According to updated data from the National Agency for Regional Health Services, Lombardy remains the region with the highest saturation rate of intensive care units, around 55% (last week it was 60%). However, this depends a lot on the fact that the total number of places is decreasing, since the provisional departments activated to attend the emergency are dismantled (but they remain there, in case they are needed). The saturation rate is decreasing almost everywhere: the regions where it is increasing are Friuli Venezia Giulia, Veneto, the province of Trento and Umbria where the totals have remained the same or have increased by some units.

The regions that registered the most deaths in relation to the population in the last seven days were Friuli Venezia Giulia (18.4 per 100,000 inhabitants), Valle d’Aosta (15.9), the province of Trento (12.9) and Veneto (11.6). Among these, the province of Trento is the one with the most worrying saturation rate in intensive care.

In all regions there is a clear decrease in new cases that almost always takes several weeks. The decline is especially evident in Lombardy, where it has gone from more than 50,000 cases a month ago to about 16,000 in the last week. Or in Piedmont, which went from almost 30,000 to less than 9,000. However, there are exceptions: in Veneto they increased, albeit slightly, and in the last seven days they were even more than those registered in the central week of November. Even in Friuli Venezia Giulia, the figures have been quite stable in the last month, without a real decrease, and the same has happened in Puglia (although in both regions there has been a small decrease in the last week).

The Veneto anomaly is particularly visible on the map that aggregates the data on new cases by population – the size of the circles – and the variation compared to last week – orange where it increased, green where it decreased. The Aosta Valley, one of the regions most affected at the beginning of the second wave, is now among those with the fewest cases compared to the inhabitants and the most drastic falls.

At the national level, the positive rate of tampons, that is, those that are positive over the total of those manufactured, has stabilized somewhat in the last week, after a drastic fall in the previous ones. This is explained by the fact that we do fewer swabs than in November and therefore the test operations are more focused on people with symptoms.

However, the national average only tells part of the story. In fact, Veneto still has a much higher positivity rate than the rest of Italy, equal to 23% in the last week. In many regions it is between 5 and 10 percent. Also in Puglia it was particularly high, equal to 17%.

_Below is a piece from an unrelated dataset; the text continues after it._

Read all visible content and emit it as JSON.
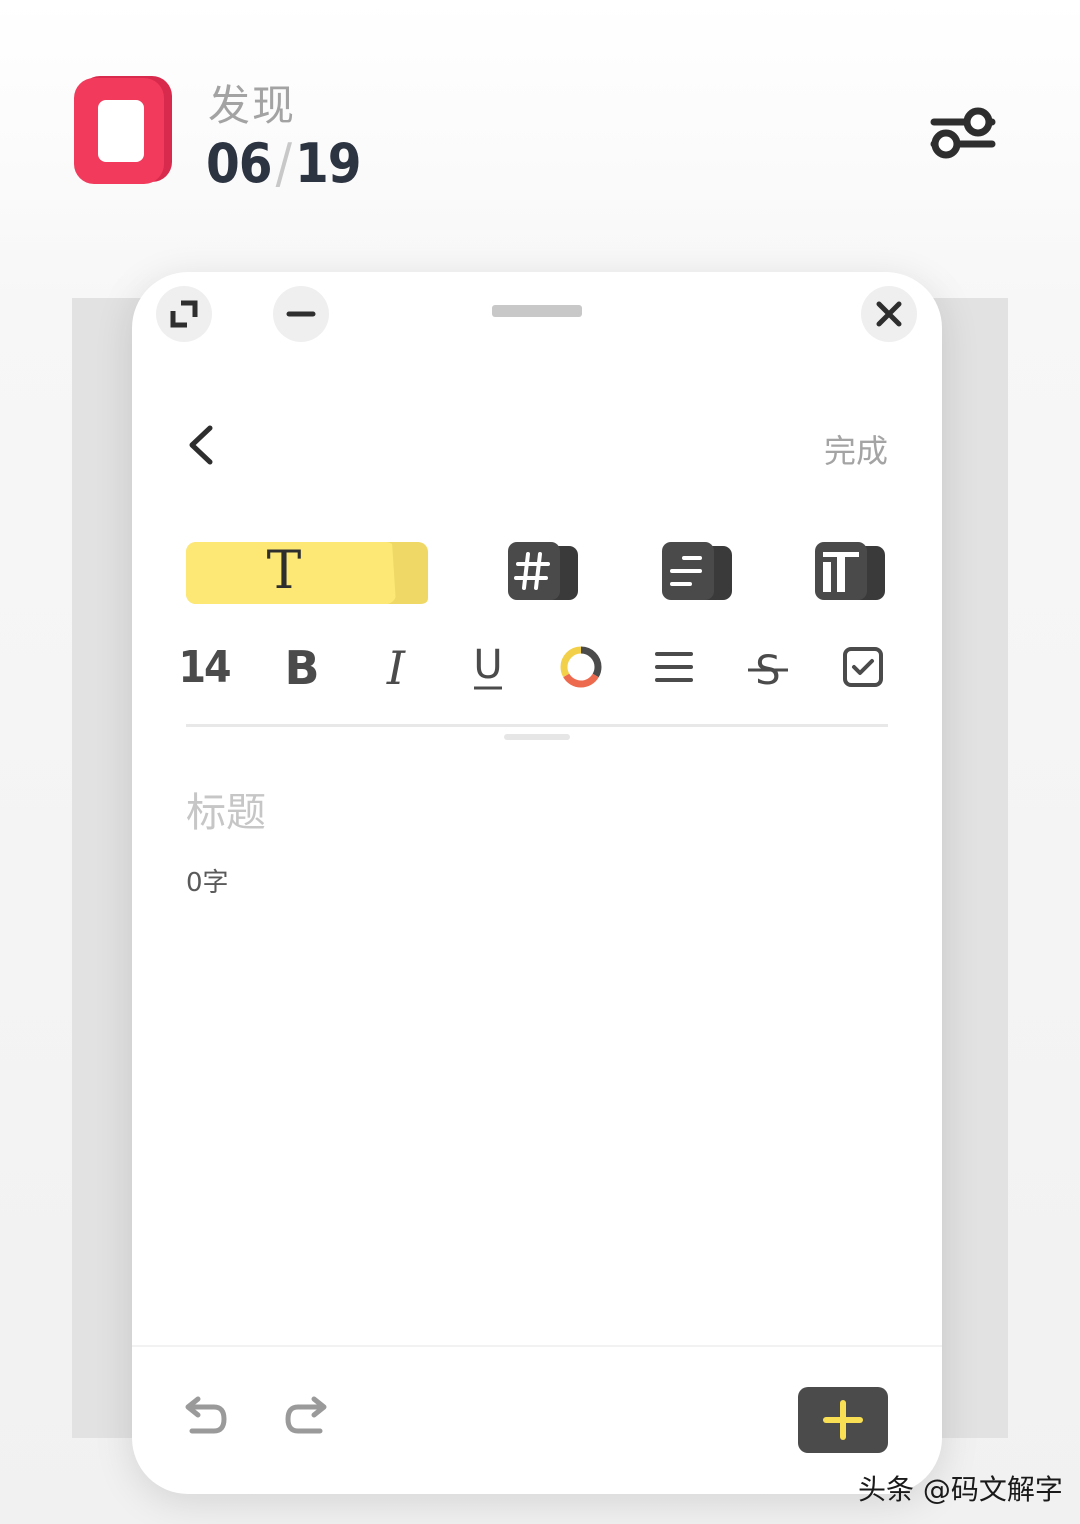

In the graph that gathers the new cases related to the inhabitants, the increase or decrease compared to last week and the positive rate of swabs, Veneto is in the worst position: top right. In contrast, Basilicata, Calabria and Valle d’Aosta are in the lower left, that is, in the best place.

The map that shows the circulation of the virus in relation to the inhabitants at the regional level clearly shows that at this time the most affected area is the Northeast, as was already revealed last week. The province that recorded the most infections in the last two weeks was Belluno (1,291 per 100,000 inhabitants, 9% more than a week ago). Even the provinces of Treviso and Pordenone, although with a significantly lower incidence, registered an increase compared to a week ago. On the other hand, the figures have improved, for example in the province of Cuneo, which went from 967 cases per 100,000 inhabitants to 590, in the province of L’Aquila, which went from 805 to 580, and in Naples, which it went from 702 to 448. The province of Foggia, on the other hand, registers the highest incidence in the South, 690 cases in the last two weeks per 100 thousand inhabitants, down.

During the last seven days, 1,115,103 swabs were processed, 19% less than the previous week. This is a significant decline, returning to the levels of the second half of October. According to the ISS report, in the period between November 16 and 29, the cases of positivity discovered with screening operations, that is, with swabs performed on certain categories considered at risk, such as healthcare workers, were 27.9%; those discovered with contact tracing were 22.5%; those discovered because the patient had symptoms, 32.8% (unknown in 16.9% of cases).